Sintaksis dalam Bahasa Hukum
Sintaksis berhubungan dengan pilihan
kata, penggunaan tanda baca, komposisi,
dan struktur. Pemilihan kata yang tepat bisa
merepresentasikan makna yang sesuai, sedangkan tanda baca yang benar bisa
menjelaskan makna unit-unit dalam kalimat. Sementara itu, komposisi kalimat
yang lengkap akan menjamin terwakilinya setiap unsur kalimat. Terakhir,
struktur memainkan peran penting dalam membangun logika dan kausalitas dalam
bahasa hukum.
a.
Pilihan Kata
Pilihan kata memainkan peran penting dalam menjelaskan suatu
maksud suatu perjanjian atau kesepakatan. Sebagai contoh, oleh sebagian orang, istilah perikatan (bond), perjanjian (contract), persetujuan (consent),
dan kesepakatan (agreement) dianggap
sebagai kata yang padan dan setara, meskipun ada yang menganggap mereka
berbeda, paling tidak bobotnya. Demikian pula kata ‘berhak’ jelas berbeda
dengan ‘berwenang’. Kata ‘harus’ jelas
berbeda bobot dengan ‘wajib’. Bahkan
pengertian subjek dalam tata bahasa umum berbeda dengan subjek dalam bahasa
hukum (Soekanto dalam Hadikusuma, 2010: 5).
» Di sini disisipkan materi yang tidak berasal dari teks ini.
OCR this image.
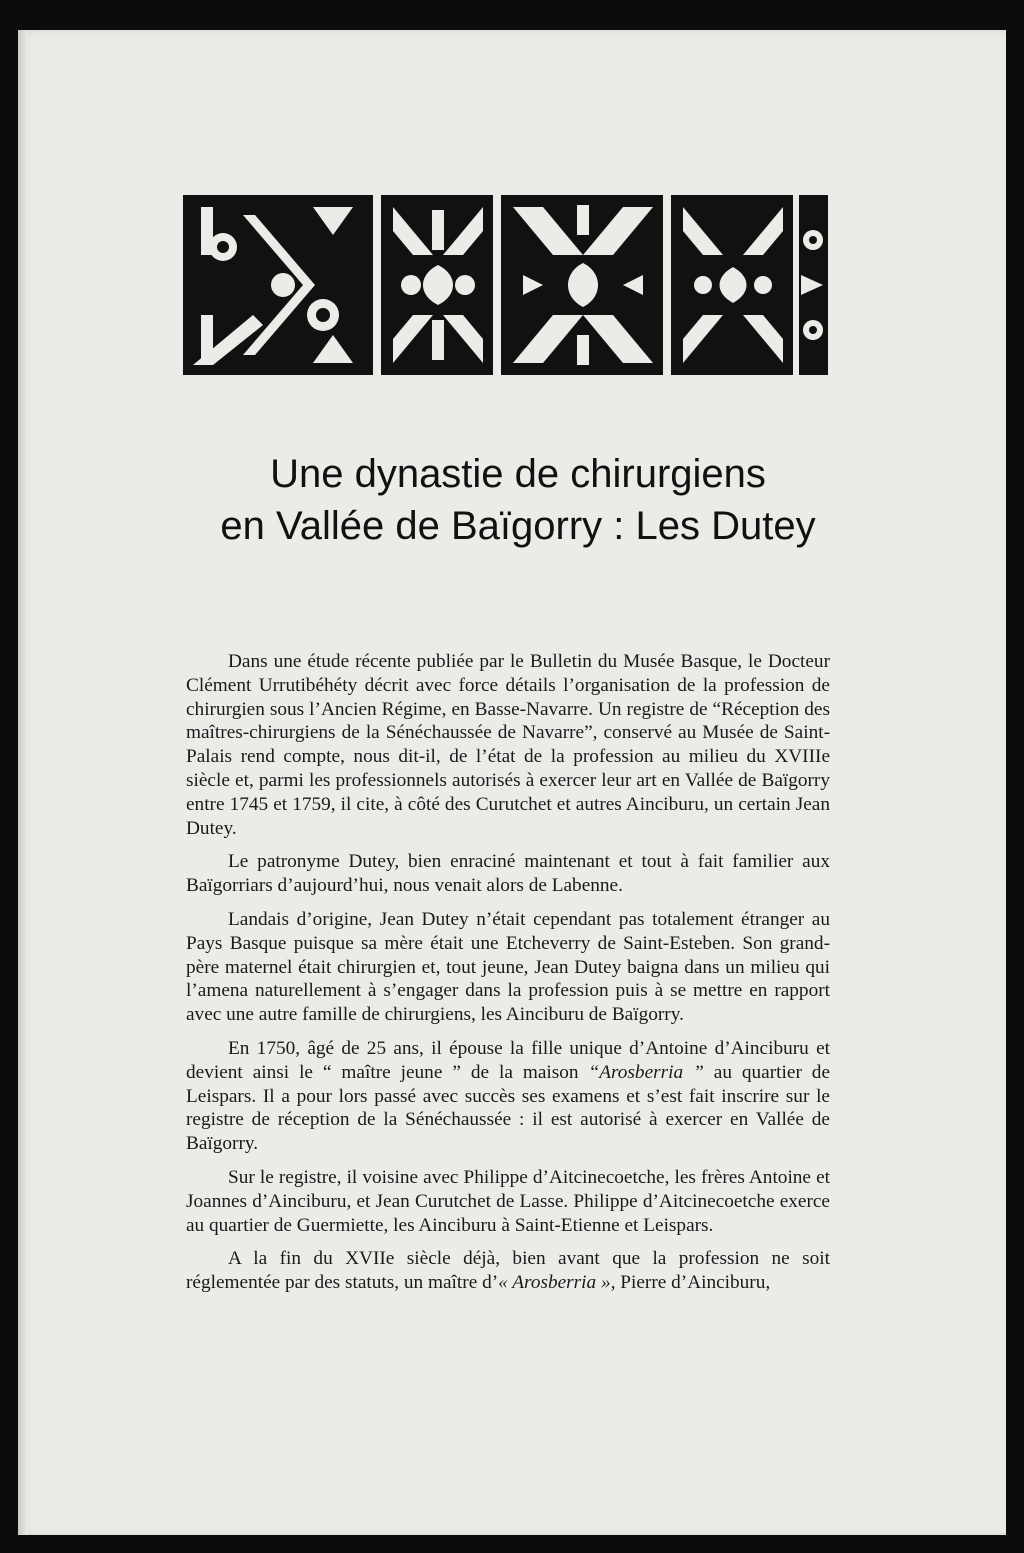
Une dynastie de chirurgiens
en Vallée de Baïgorry : Les Dutey

Dans une étude récente publiée par le Bulletin du Musée Basque, le Docteur Clément Urrutibéhéty décrit avec force détails l’organisation de la profession de chirurgien sous l’Ancien Régime, en Basse-Navarre. Un registre de “Réception des maîtres-chirurgiens de la Sénéchaussée de Navarre”, conservé au Musée de Saint-Palais rend compte, nous dit-il, de l’état de la profession au milieu du XVIIIe siècle et, parmi les professionnels autorisés à exercer leur art en Vallée de Baïgorry entre 1745 et 1759, il cite, à côté des Curutchet et autres Ainciburu, un certain Jean Dutey.

Le patronyme Dutey, bien enraciné maintenant et tout à fait familier aux Baïgorriars d’aujourd’hui, nous venait alors de Labenne.

Landais d’origine, Jean Dutey n’était cependant pas totalement étranger au Pays Basque puisque sa mère était une Etcheverry de Saint-Esteben. Son grand-père maternel était chirurgien et, tout jeune, Jean Dutey baigna dans un milieu qui l’amena naturellement à s’engager dans la profession puis à se mettre en rapport avec une autre famille de chirurgiens, les Ainciburu de Baïgorry.

En 1750, âgé de 25 ans, il épouse la fille unique d’Antoine d’Ainciburu et devient ainsi le “ maître jeune ” de la maison “Arosberria ” au quartier de Leispars. Il a pour lors passé avec succès ses examens et s’est fait inscrire sur le registre de réception de la Sénéchaussée : il est autorisé à exercer en Vallée de Baïgorry.

Sur le registre, il voisine avec Philippe d’Aitcinecoetche, les frères Antoine et Joannes d’Ainciburu, et Jean Curutchet de Lasse. Philippe d’Aitcinecoetche exerce au quartier de Guermiette, les Ainciburu à Saint-Etienne et Leispars.

A la fin du XVIIe siècle déjà, bien avant que la profession ne soit réglementée par des statuts, un maître d’« Arosberria », Pierre d’Ainciburu,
Keberadaan makna denotatif dan makna konotatif bisa
merumitkan masalah. Menurut Kamus Besar
Bahasa Indonesia (2010: 220), makna denotatif adalah makna yang lugas, apa adanya.
Sementara itu makna konotatif adalah makna yang ditambahkan pada makna yang
sesungguhnya. Kata prestasi, kontraprestasi, dan wanprestasi adalah contoh
jargon yang khas dalam peristiwa perdata. Demikian pula kata perikatan, perjanjian,
dan persetujuan. Kata “dikontrakkan”
berkonotasi “disewakan” meskipun secara denotatif berarti “diperjanjikan”. Ada
pergeseran arti dari “kontrak sewa- menyewa” menjadi sekedar “kontrak”. Bahasa
hukum juga mengenal istilah barang tetap seperti tanah dan barang tidak tetap
seperti perhiasan emas (Hadikusuma, 2010: 16).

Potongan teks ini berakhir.